WASHINGTON — The top Democrat on the Senate Banking Committee called on the Federal Reserve Thursday to complete its proposal to limit banks' involvement in commodities markets.
Sen. Sherrod Brown, D-Ohio, said in a letter to Fed Chair Janet Yellen that the central bank has thus far "failed to live up to [its] commitment" to protect consumers from the potential systemic risk associated with bank holding companies' exposure to volatile commodity markets.
"The recent disruptions in various markets underscore the risks commodities present for" bank holding companies," Brown wrote. "Given there is no way to predict how long the supply and demand imbalances across the commodity markets will persist or how severely they will impact the banking sector, it is past time for the board to propose rules for BHC commodity-related activities. I am concerned that the Board has failed to live up to this commitment."
The Federal Reserve declined to comment on the letter. But Fed. Gov. Daniel Tarullo said in an interview on Bloomberg TV in November that work on the rule was continuing but that there were a number of technical challenges and the agency was being careful not to stifle the markets with its rulemaking. What is more, Tarullo said, "a lot has been accomplished just through our talking about this regulation."
"Many of the banks have pulled back or disposed of some of their commodities operations," Tarullo said. "And there, again, we want to be partly careful with commodities because a lot of the nonfinancial users of bank commodity business put comments in and said, make sure you don't stop them from doing things that are helpful to us."

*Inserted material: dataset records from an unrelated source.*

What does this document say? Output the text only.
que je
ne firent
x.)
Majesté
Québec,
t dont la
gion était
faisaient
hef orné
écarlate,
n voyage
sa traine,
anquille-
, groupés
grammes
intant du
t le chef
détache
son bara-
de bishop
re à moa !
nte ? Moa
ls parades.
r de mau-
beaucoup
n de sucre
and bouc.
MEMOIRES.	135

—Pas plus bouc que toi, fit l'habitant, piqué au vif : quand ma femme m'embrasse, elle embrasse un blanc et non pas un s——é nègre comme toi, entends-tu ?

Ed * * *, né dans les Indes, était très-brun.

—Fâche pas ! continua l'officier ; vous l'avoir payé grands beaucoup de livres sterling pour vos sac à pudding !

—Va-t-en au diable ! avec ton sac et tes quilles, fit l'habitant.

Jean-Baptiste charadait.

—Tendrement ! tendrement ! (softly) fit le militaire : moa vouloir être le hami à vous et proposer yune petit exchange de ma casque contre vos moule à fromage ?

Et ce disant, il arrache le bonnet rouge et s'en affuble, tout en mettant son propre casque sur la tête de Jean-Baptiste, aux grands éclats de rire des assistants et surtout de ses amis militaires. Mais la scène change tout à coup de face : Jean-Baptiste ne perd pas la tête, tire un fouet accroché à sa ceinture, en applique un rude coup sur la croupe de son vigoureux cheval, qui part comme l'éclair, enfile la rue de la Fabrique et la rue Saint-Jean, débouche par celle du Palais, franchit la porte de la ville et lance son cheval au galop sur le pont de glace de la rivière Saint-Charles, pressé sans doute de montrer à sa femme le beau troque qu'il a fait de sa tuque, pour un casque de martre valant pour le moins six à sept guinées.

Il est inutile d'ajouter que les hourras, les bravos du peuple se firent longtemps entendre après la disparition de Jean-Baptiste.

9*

After the passage of the Gramm-Leach-Bliley Act in 1999, bank holding companies could expand their holdings to include areas related to their existing businesses. Many large institutions — including JPMorgan Chase, Citigroup, Morgan Stanley, Goldman Sachs and Bank of America — began acquiring commodity market infrastructure like metal warehouses, oil storage facilities, tankers and pipelines, arguing that it was related to their existing commodity trading businesses.
But wildly fluctuating prices for energy and metals in the intervening decade, as well as high-profile charges of price manipulation by some of the banks, spurred calls for the restrictions to be reinstated.
The Fed in 2014 issued an advance notice of proposed rulemaking outlining a case for limiting bank holding companies' activity in various commodity markets.
In its proposal, the Fed reasoned that a bank's potential liability associated with an environmental or natural disaster like the 2010 Deepwater Horizon oil spill could pose a danger to the bank's financial health, and therefore a risk to the financial system. Tarullo said in late 2014 that a proposal was expected sometime in early 2015. Yellen said in February 2015 that it would likely be complete by the end of the calendar year.
But by the time the Fed published the advanced proposal, many banks were already exiting the market. JPMorgan reached a deal to sell its entire commodities unit in March 2014 for $3.5 billion. Deutsche Bank and Barclays announced similarly broad retrenchments in their commodities activities as early as 2013. With oil prices slumping to well under $50 per barrel for more than a year — and with expectations that it will stay there for the next year, at least — more banks are looking at their commodity assets as a source of stress rather than a source of value.
But Brown said in his letter that this volatility, rather than a reason to delay a rule, is an example of why banks should not be involved in the commodities business at all, and called on the agency to complete the rule.
"Now, in February 2016, the board has still taken no action despite repeated assurances it would do so," Brown said. "I urge you to do so without any further delay."